Greatest Software Bugs

Software development is a very interesting process. Despite that, a programmer should be very careful while writing programs. Applications are developed in almost every domain of our life, including education, medicine, government, etc. A programmer’s fate is to cover as many devices and OS versions as possible, and to assure its compatibility on other versions, i.e. to make sure it works well not only on his own machine. Moreover, it might appear to run well on some machine, but it will better be tested on multiple machines to assure the software program works well there. And we already know that. Because we, humans, already faced some serious issues, some serious bugs, that caused extreme consequences, like human deaths, resources wasting, pollution, and, even if at the first sight it might appear not that important, time wasting - also a great resource, people forget to take into account.

As being a computer science student, I had to make a presentation on “Computer History” course. Multiple topics were given, but the one I decided to choose is “The Greatest Bugs in the history of Computer Science.” There is a lot to speak about here, like Therac-25 bug, European Ariane 5, NASA’s metric confusion, Millennium bug, etc. All these bugs caused extreme consequences, and therefore made themselves great points in the history of computers. The one I was really impressed about was the Y2K problem.

Y2K problem

Millennium bug (aka Y2K bug) was a problem related to the transition between millennia. The problem is, back in times, programmers used to store the date value using the following format: DDMMYY. Yes, programmers stored the value for the current year, using only two digits, instead of four. Problems arose, because this made the year 2000 indistinguishable from 1900. In fact, various errors were caused, such as the incorrect display of dates bugs and errors in computing app, etc. This topic was the one of interest for me, because, as many of us also thought, I asked myself: “Why would one save the value for the current year using only two digits?”. The answer is simple. The storage was expensive, from as low as $10 per kilobyte, to in many cases as much as or even more than US$100 per kilobyte, and storing only two digits for the year was a solution. It was therefore very important for programmers to reduce usage as much as possible. The “genius” solution they thought is to simply use prefix “19” to the year of a date. Most programs internally used, or stored on some external memory, data files where the date format was six digits, using the format MMDDYY, where MM stands for the two digits for the month, DD -for the two digits for the day, and YY for the two digits in order to show the year. As space on the memory used(discs and tapes) was also expensive, this also saved money by reducing the size of stored files and databases.

Whether is this life threatening or not, bugs means always danger. The most terrible happens when using these data for calculation, In fact, no actual problems could be caused if the time&date values weren’t used in calculations.

Related to the Y2K problem, which dealt specifically with the transition between the millennia, there was also another issue - the leap years. Mostly, according to the Gregorian calendar, a year is considered to be leap year if it is evenly divisible by four. However, a year divisible by 100 is not a leap year.
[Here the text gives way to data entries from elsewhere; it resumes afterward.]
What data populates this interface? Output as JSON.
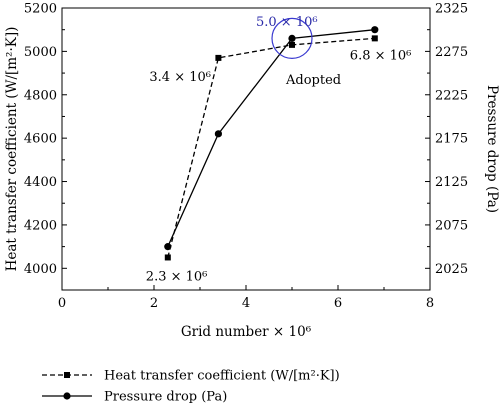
{
  "chart_data": {
    "type": "line",
    "xlabel": "Grid number × 10⁶",
    "ylabel_left": "Heat transfer coefficient (W/[m²·K])",
    "ylabel_right": "Pressure drop (Pa)",
    "xlim": [
      0,
      8
    ],
    "ylim_left": [
      3900,
      5200
    ],
    "ylim_right": [
      2000,
      2325
    ],
    "x_ticks": [
      "0",
      "2",
      "4",
      "6",
      "8"
    ],
    "y_left_ticks": [
      "4000",
      "4200",
      "4400",
      "4600",
      "4800",
      "5000",
      "5200"
    ],
    "y_right_ticks": [
      "2025",
      "2075",
      "2125",
      "2175",
      "2225",
      "2275",
      "2325"
    ],
    "grid": false,
    "legend_position": "bottom",
    "series": [
      {
        "name": "Heat transfer coefficient (W/[m²·K])",
        "axis": "left",
        "marker": "square",
        "line": "dashed",
        "x": [
          2.3,
          3.4,
          5.0,
          6.8
        ],
        "y": [
          4050,
          4970,
          5030,
          5060
        ]
      },
      {
        "name": "Pressure drop (Pa)",
        "axis": "right",
        "marker": "circle",
        "line": "solid",
        "x": [
          2.3,
          3.4,
          5.0,
          6.8
        ],
        "y": [
          2050,
          2180,
          2290,
          2300
        ]
      }
    ],
    "annotations": [
      {
        "text": "2.3 × 10⁶",
        "color": "#000000"
      },
      {
        "text": "3.4 × 10⁶",
        "color": "#000000"
      },
      {
        "text": "5.0 × 10⁶",
        "color": "#2a2aa8"
      },
      {
        "text": "6.8 × 10⁶",
        "color": "#000000"
      },
      {
        "text": "Adopted",
        "color": "#000000"
      }
    ],
    "highlight_circle_color": "#3a3ad0"
  }
}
It also has to be divisible by 400 to follow the rule. For example, 1600 was a leap year, while 1700, 1800 and 1900 were not. And here’s where the issue of storing only two digits arise. Some programs could have misunderstood when the rule that a year divisible by four is a leap year actually does occur. Yes, maybe that’s not a direct y2k bug related problem, because it works fine for the year 2000 (being a leap year). Unfortunately it becomes a problem by reaching 2100, when older legacy programs definitely will be affected. I know what one might think: “Come one, how can a program live that much?” Well, no one knows. :) But I’m pessimistic too.
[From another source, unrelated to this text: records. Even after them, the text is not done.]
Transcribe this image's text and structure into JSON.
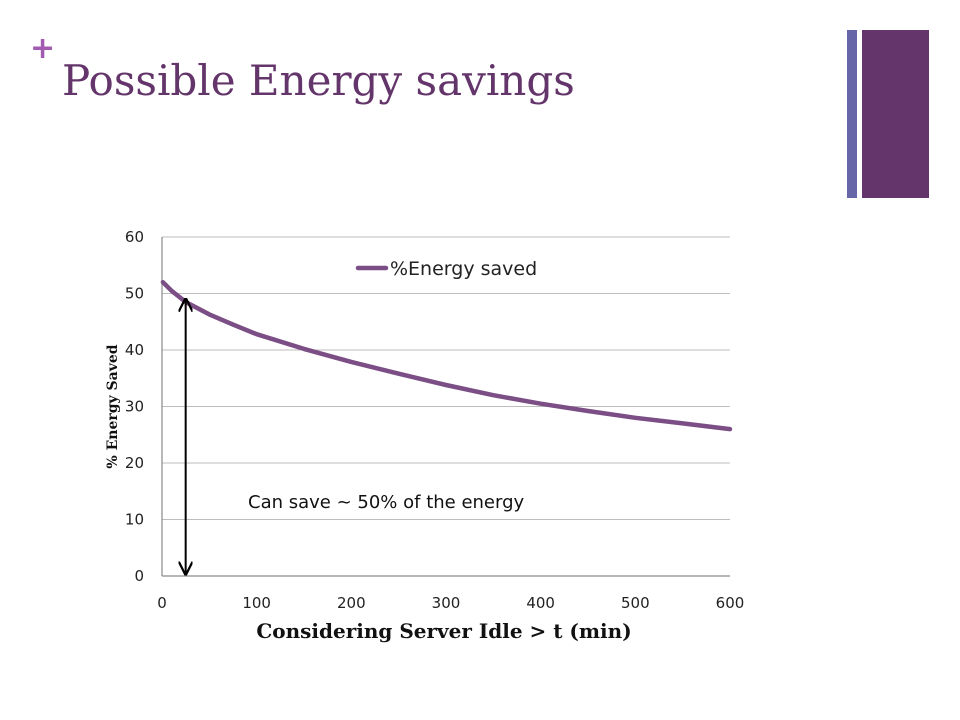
{
  "slide": {
    "plus": "+",
    "title": "Possible Energy savings"
  },
  "colors": {
    "title": "#64356a",
    "plus": "#a25bb0",
    "accent_thin": "#6666a8",
    "accent_thick": "#64356a",
    "series": "#7b4e85"
  },
  "chart_data": {
    "type": "line",
    "xlabel": "Considering Server Idle > t (min)",
    "ylabel": "% Energy Saved",
    "xlim": [
      0,
      600
    ],
    "ylim": [
      0,
      60
    ],
    "xticks": [
      0,
      100,
      200,
      300,
      400,
      500,
      600
    ],
    "yticks": [
      0,
      10,
      20,
      30,
      40,
      50,
      60
    ],
    "grid": "horizontal",
    "legend_position": "top-center",
    "series": [
      {
        "name": "%Energy saved",
        "x": [
          1,
          10,
          25,
          50,
          75,
          100,
          150,
          200,
          250,
          300,
          350,
          400,
          450,
          500,
          550,
          600
        ],
        "y": [
          52,
          50.5,
          48.5,
          46.3,
          44.5,
          42.8,
          40.2,
          37.9,
          35.8,
          33.8,
          32.0,
          30.5,
          29.2,
          28.0,
          27.0,
          26.0
        ]
      }
    ],
    "annotations": [
      {
        "text": "Can save ~ 50% of the energy",
        "arrow_x": 25,
        "arrow_from": 0,
        "arrow_to": 49
      }
    ]
  }
}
So what bugs what actual bugs did then happen? After a small “radiography” of the internet and the pages related to this topic I found some of the resulting issues.

Here are a few of them:

US - Official timekeeper, the Naval Observatory, reported the date as 19100 on its website
Japan - system collecting flight information for small planes failed
Australia - bus ticket validation machines failed
US - over 150 slot machines at race tracks in Delaware failed
Spain - worker was summoned to an industrial tribunal on 3 February, 1900
South Korea - district court summoned 170 people to court on the 4 January, 1900
Italy - Telecom Italia sent out bills for the first two months of 1900

Now, after so many bugs lived, it would be naturally to think that engineers took their lesson. Unfortunately, this is false. Engineers are humans too. They also make mistakes. Being punished or not for their bad work, some consequences are irreversible. It is impossible to revive those who paid with their life for others to learn that the code should be tested, or to be truly attentive while applying their engineering knowledge. That’s why, while developing any kind of app, we better make sure it performs well, subject to the given requirements, and to test it. We all know, that exhaustive testing is not possible, but one better makes sure the found bugs are solved, rather than assuming the software works well the way it is. Are you and me meant to work for NASA or SpaceX or not, we should be aware of our code, of our engineering skills and the way we apply our knowledge.